In Eaarth, McKibben argues that humans have changed Earth in such fundamental ways that it is no longer the planet on which human civilization developed over the past 10,000 years. Seawater is becoming acidic as oceans absorb carbon from the atmosphere; the cryosphere—Earth’s once frozen realms of ice caps and high mountain glaciers—has melted or is in the process of doing so; tropical regions of the globe have pushed two degrees further north and south changing patterns of rainfall and causing droughts, fires and floods. It’s a new planet he says, hence Eaarth, not Earth and we’ve got to wake up and start living on it differently.

What to do? Steer away from the path of insatiable growth that has caused Earth to morph into Eaarth, says McKibben. “Scale back” and “hunker down.” Create communities that concentrate on the essentials of maintenance rather than the spoils of growth.  He provides inspirational examples of neighborhood windmills, provincial currencies, corner markets, and local internet communities to jump-start this endeavor.
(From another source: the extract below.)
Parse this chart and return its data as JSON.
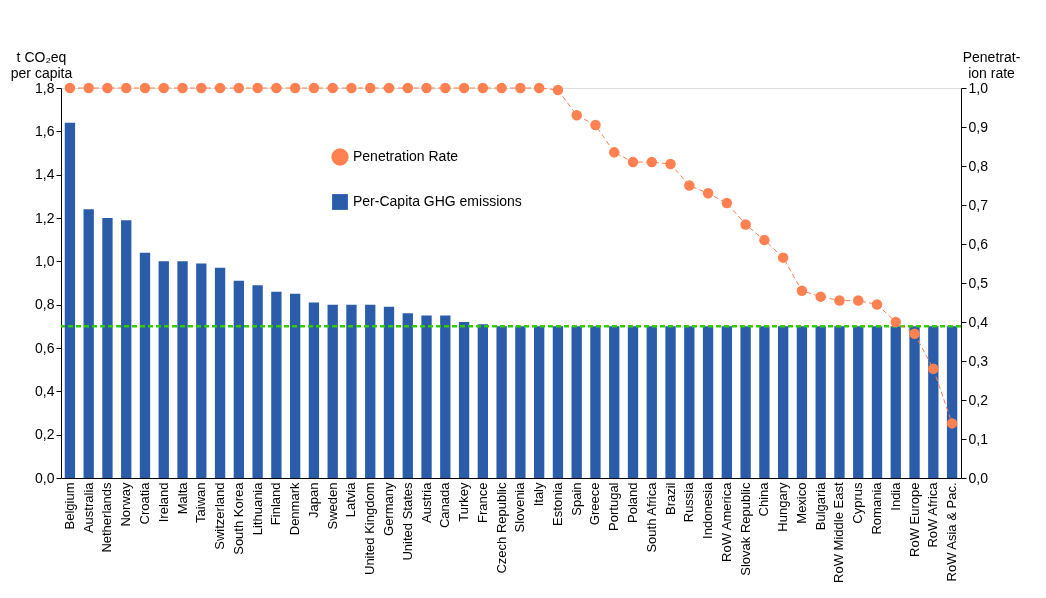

Let’s add to his list of changed behaviors, the use of Danish garbage incinerators. Today’s New York Times article notes that no new waste-to-energy plants are planned for the United States, even though the federal government and twenty-four states currently classify waste that is burned this way for energy as a renewable fuel. We have 87 trash-burning power plants in the U.S., almost all built at least 15 years ago. Right now, we send most of our garbage to landfills. New York City sends 10,500 tons of residential garbage to Ohio and South Caroline every day. Why? The worst trend in traditional environmentalism is responsible for this situation. Not-In-My-Back-Yard-ism.

As McKibben urges in Eaarth, it’s time for a change folks. In Denmark, garbage to energy plants are placed deliberately in the communities they serve so that the heat of burning garbage can be most efficiently sent to homes. In the community highlighted in the NYT article, Horsholm, 80% of the heat and 20% of the electricity comes from burning trash. As a result, homeowners’ bills as well as carbon dioxide emissions are lower.

It’s this type of thought and action that Mckibben urges us towards in Eaarth, an inspiring read.